Can you direct me to a resource to gain a better understanding of the nuances of access rules?
Also, how do access rules interact with interVLAN routing (if they do).
What do you mean by "not able to reach it with an app? If you go to port management>VLAN Membership you can enable Device Management on one or all VLAN and then access a web interface for each VLAN IP which I believe is the SVI (switch virtual interface).
Access lists between VLAN again makes sure you enable VLANs on the membership page and then enable Inter VLAN routing in the table for each VLAN. I just did a little testing and if I enabled inter vlan routing on VLAN 8 but not on VLAN 1 and I can ping an IP on VLAN 8 from 1 but I can't ping from a device on VLAN 8 to a device on 1. So if you want strictly one way traffic this might work for you. Note that if you enable inter vlan routing it works immediately but it seems if your disable it you need to restart the router for that change to take affect.
Now if you want traffic to flow both ways you'll need inter vlan routing enable on both or all vlans and then in your access lists you can deny all traffic from one lan to another in both direction and then allow in other entries specifically for what protocols you want to pass. I believe you'll need to put any allows before the deny all. Packets will take the first open door they come to in the access list so if you have a deny all follow by an allow all I think packets will knock on the deny door first, get no answer and then knock on the allow door who will let them in. I could be wrong but to me that would be the logical way run an access list, check every door for permission to enter instead of the first door that doesn't like you shoots and kills you although a deny all might be an immediate death sentence.

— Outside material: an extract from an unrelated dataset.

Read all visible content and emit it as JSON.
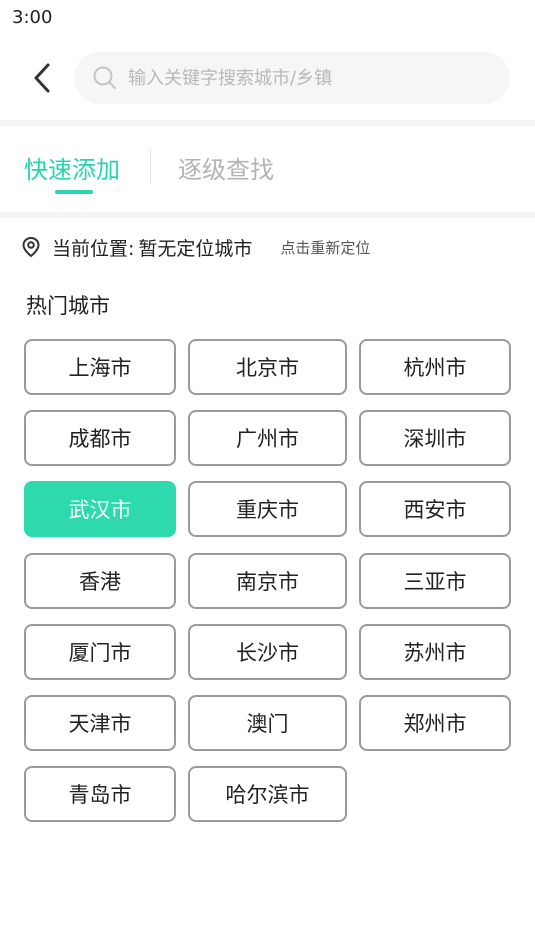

I tried enabling interVLAN routing on VLAN3 and I'm unable to ping it from VLAN1.
When I add an access rule I am able to ping VLAN3 from VLAN1 with interVLAN routing disabled on all VLANs. So it's not clear to me what interVLAN routing is enabling.
While I can ping VLAN3, an app on VLAN1 which is scanning for a device connected on VLAN3, does not find it. Is it possible this is because the subnet mask for the devices on VLAN1 is 255.255.255.0 so the scan is only looking at VLAN1? I've tried masks of 255.255.192.0 and 255.255.128.0 and they don't seem to make a difference.
I'm just a small business without an IT guy trying to have a secure network. I've paid for a Cisco support contract. Any help is appreciated.
Broadcasts are typical restricted to their vlans widening your net mask might help but I’ce never tried. When you disabled your intervlan routing did you restart the router. It seems like when you enable the router rewrites the routing tables immediately but when you disable them they don’t disable rewirite those tables until you restart. Did you enable it on both vlans? If your trying to do broadcasts or discovery across vlans you might need layer 3 switches and the features they offer. I haven’t been able to do SSDP across vlans on the RV325 so I keep my iPads on the same vlan with the devices are that need to be discovered on a small subnet 255.255.255.192 and all other static devices that I want to access with out discovery on the other vlans to minimize and separate my broadcast domains.
I just did some tests and I've found that I don't need to restart the router at all. My earlier problems were pinging the VLAN SVI 192.168.1.1, 192.168.20.1 or 192.168.30.1 as opposed to clients on those vlans. When I ping a client disabling or enabling inter vlan routing is instant affected when I click save.
FYI, most true IT people will say VLANs are for security but to minimize and isolate broadcast domains but for regular folks like ourselves who aren't worried about the full weight of the the Russian IT department cracking our networks VLANs are a decent layer of security too. Security through obscurity does work to some extent although saying that could put me in front of an IT firing squad.